Shawn Philipps : Pas malléable
Shawn Phillips renoue avec le public québécois, celui qui toute sa carrière durant l’a porté aux nues, pour une série de concerts en compagnie de The NexXx, un groupe de musiciens montréalais.
L’histoire tient presque du conte de fées: en 2010, le groupe The NexXx, une bande de talentueux musiciens du dimanche de Montréal, largue sur YouTube une vidéo tirée de sa reprise de Woman (ou de son vrai titre à pentures: She was waiting for her mother at the station in Torino and you know I love you baby but it’s getting too heavy to laugh), immortelle parmi les immortelles du Texan chouchou des Québécois Shawn Phillips. «La vidéo n’avait pas grand-chose à voir avec le texte de la chanson, mais leur version était vraiment loin d’être mauvaise, raconte avec son accent à couper au couteau celui qui lâche un « man » à toutes les deux phrases. Plutôt que de simplement leur écrire pour les remercier, je leur ai proposé de faire quelques spectacles avec moi. Je leur ai envoyé une liste de chansons trois mois à l’avance. Nous aurions pu jouer devant public le jour où je suis arrivé sans aucune gêne tellement ils sont bons.»
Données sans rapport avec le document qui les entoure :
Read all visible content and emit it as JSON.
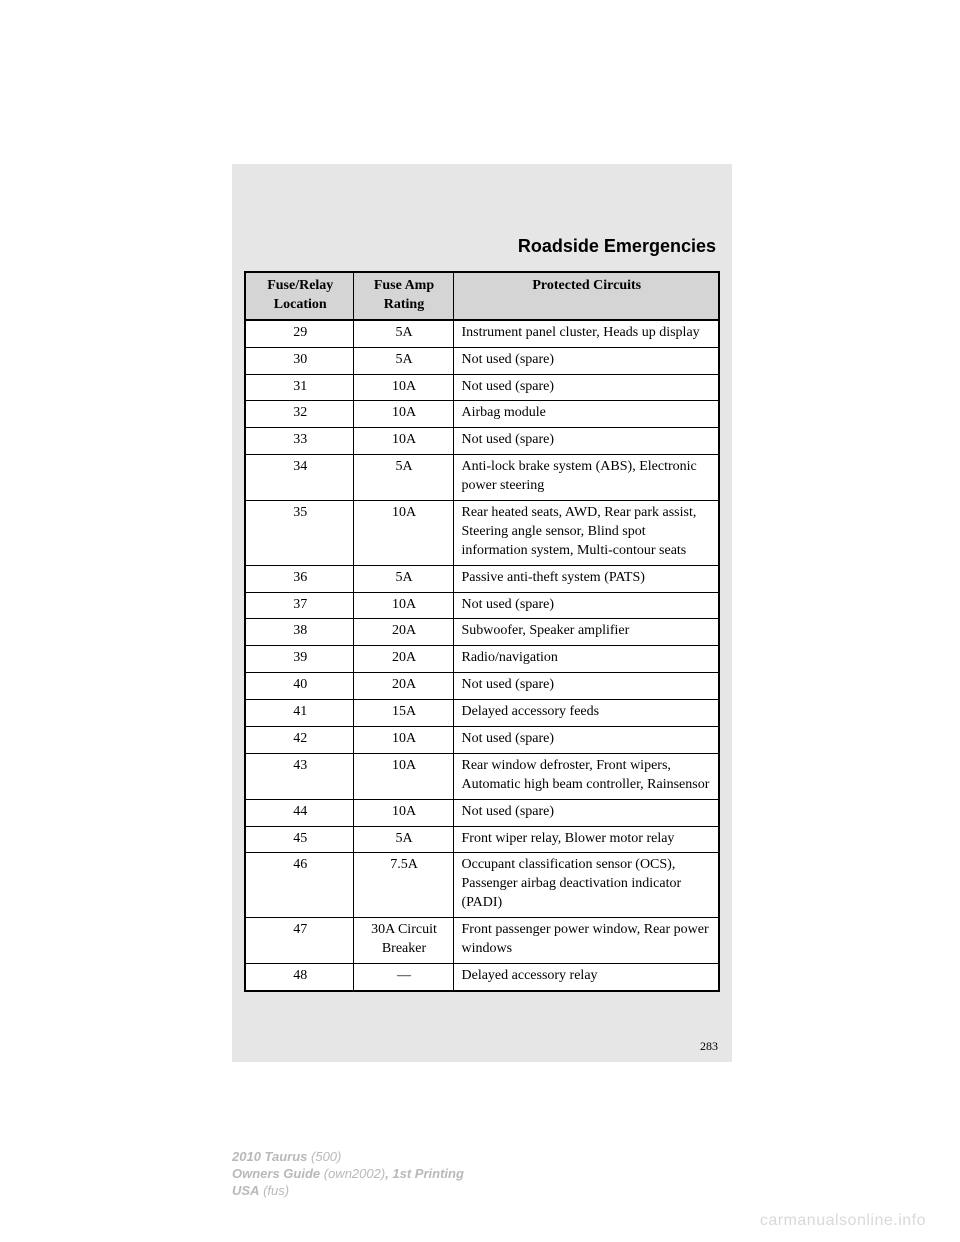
{
  "section_title": "Roadside Emergencies",
  "table": {
    "headers": [
      "Fuse/Relay Location",
      "Fuse Amp Rating",
      "Protected Circuits"
    ],
    "rows": [
      {
        "loc": "29",
        "amp": "5A",
        "desc": "Instrument panel cluster, Heads up display"
      },
      {
        "loc": "30",
        "amp": "5A",
        "desc": "Not used (spare)"
      },
      {
        "loc": "31",
        "amp": "10A",
        "desc": "Not used (spare)"
      },
      {
        "loc": "32",
        "amp": "10A",
        "desc": "Airbag module"
      },
      {
        "loc": "33",
        "amp": "10A",
        "desc": "Not used (spare)"
      },
      {
        "loc": "34",
        "amp": "5A",
        "desc": "Anti-lock brake system (ABS), Electronic power steering"
      },
      {
        "loc": "35",
        "amp": "10A",
        "desc": "Rear heated seats, AWD, Rear park assist, Steering angle sensor, Blind spot information system, Multi-contour seats"
      },
      {
        "loc": "36",
        "amp": "5A",
        "desc": "Passive anti-theft system (PATS)"
      },
      {
        "loc": "37",
        "amp": "10A",
        "desc": "Not used (spare)"
      },
      {
        "loc": "38",
        "amp": "20A",
        "desc": "Subwoofer, Speaker amplifier"
      },
      {
        "loc": "39",
        "amp": "20A",
        "desc": "Radio/navigation"
      },
      {
        "loc": "40",
        "amp": "20A",
        "desc": "Not used (spare)"
      },
      {
        "loc": "41",
        "amp": "15A",
        "desc": "Delayed accessory feeds"
      },
      {
        "loc": "42",
        "amp": "10A",
        "desc": "Not used (spare)"
      },
      {
        "loc": "43",
        "amp": "10A",
        "desc": "Rear window defroster, Front wipers, Automatic high beam controller, Rainsensor"
      },
      {
        "loc": "44",
        "amp": "10A",
        "desc": "Not used (spare)"
      },
      {
        "loc": "45",
        "amp": "5A",
        "desc": "Front wiper relay, Blower motor relay"
      },
      {
        "loc": "46",
        "amp": "7.5A",
        "desc": "Occupant classification sensor (OCS), Passenger airbag deactivation indicator (PADI)"
      },
      {
        "loc": "47",
        "amp": "30A Circuit Breaker",
        "desc": "Front passenger power window, Rear power windows"
      },
      {
        "loc": "48",
        "amp": "—",
        "desc": "Delayed accessory relay"
      }
    ]
  },
  "page_number": "283",
  "footer": {
    "line1_bold": "2010 Taurus",
    "line1_rest": " (500)",
    "line2_a": "Owners Guide",
    "line2_b": " (own2002)",
    "line2_c": ", 1st Printing",
    "line3_a": "USA",
    "line3_b": " (fus)"
  },
  "watermark": "carmanualsonline.info",
  "style": {
    "page_bg": "#ffffff",
    "band_bg": "#e6e6e6",
    "table_bg": "#ffffff",
    "header_bg": "#d5d5d5",
    "border_color": "#000000",
    "text_color": "#000000",
    "footer_color": "#b9b9b9",
    "watermark_color": "#d9d9d9",
    "section_title_fontsize": 18,
    "body_fontsize": 14
  }
}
Titulaire d’un foisonnant catalogue — folk-rock, prog-rock, jazz — dont les principales pierres ont été posées au début de la décennie ’70 (les albums Contribution, Collaboration et Second Contribution), le rouquin de 70 balais enrichit ces jours-ci son cartable de plus de 380 chansons d’un nouveau disque double, «très rock’n’roll», Perspective, enregistré dans le sous-sol de sa maison en Afrique du Sud. Que pense celui qui, bien avant que la stratégie ne se transforme en tendance, demandait à ses fans de se vider les poches pour l’aider à payer ses frais de studio, des plateformes de financement collaboratif comme Kickstarter? «Je pense que ce n’est pas si mal, même si Kickstarter grappille forcément une partie de l’argent engrangé. Je pense que ces jours-ci, tout le monde et son chien veulent devenir musicien et c’est impossible. Devenir musicien prend des années et des années. Les compagnies de disques profitent de ça, elles choisissent des musiciens malléables. Les vrais musiciens, eux, ne sont pas malléables, on ne leur dit pas dans quelle direction aller.»
Lu-ci-di-di-té
En décembre dernier, Ravi Shankar passait de l’autre côté du grand miroir. C’est du maître du sitar lui-même que Shawn Phillips avait appris les rudiments du monumental instrument. La légende veut d’ailleurs que Phillips ait ensuite transmis quelques notions de base à George Harrison avant que le Beatle silencieux ne se rende en Inde. «La première fois que je l’ai rencontré à Toronto en 1963, Ravi Shankar m’a invité en arrière-scène. Je n’avais jamais vu un sitar de ma vie et il a passé trois heures et demie à me montrer comment m’asseoir derrière l’instrument, comment placer mes doigts, etc. Un vrai chic type. Je l’ai revu ensuite en 1968 à Paris. Il enregistrait les Quatre Saisons de Vivaldi avec un joueur de harpe de verre. C’était… quelque chose.»
Plus de quarante ans après les avoir identifiés comme pilier d’une vie bonne et épanouissante, le chanteur enjolive toujours les autographes qu’il signe de ses trois maîtres mots: health, love and clarity. «Ce sont les trois états les plus importants. Tu ne peux avoir aucune de ces trois choses si tu n’as pas l’autre. Si tu es pour souhaiter du bien à quelqu’un, il faut lui souhaiter de la santé, de l’amour et de la clarté, ou de la lucidité si tu préfères. Il ne faut pas être apathique man, il faut que tu aies conscience que ta manière d’être influence ce qui se passe autour de toi.»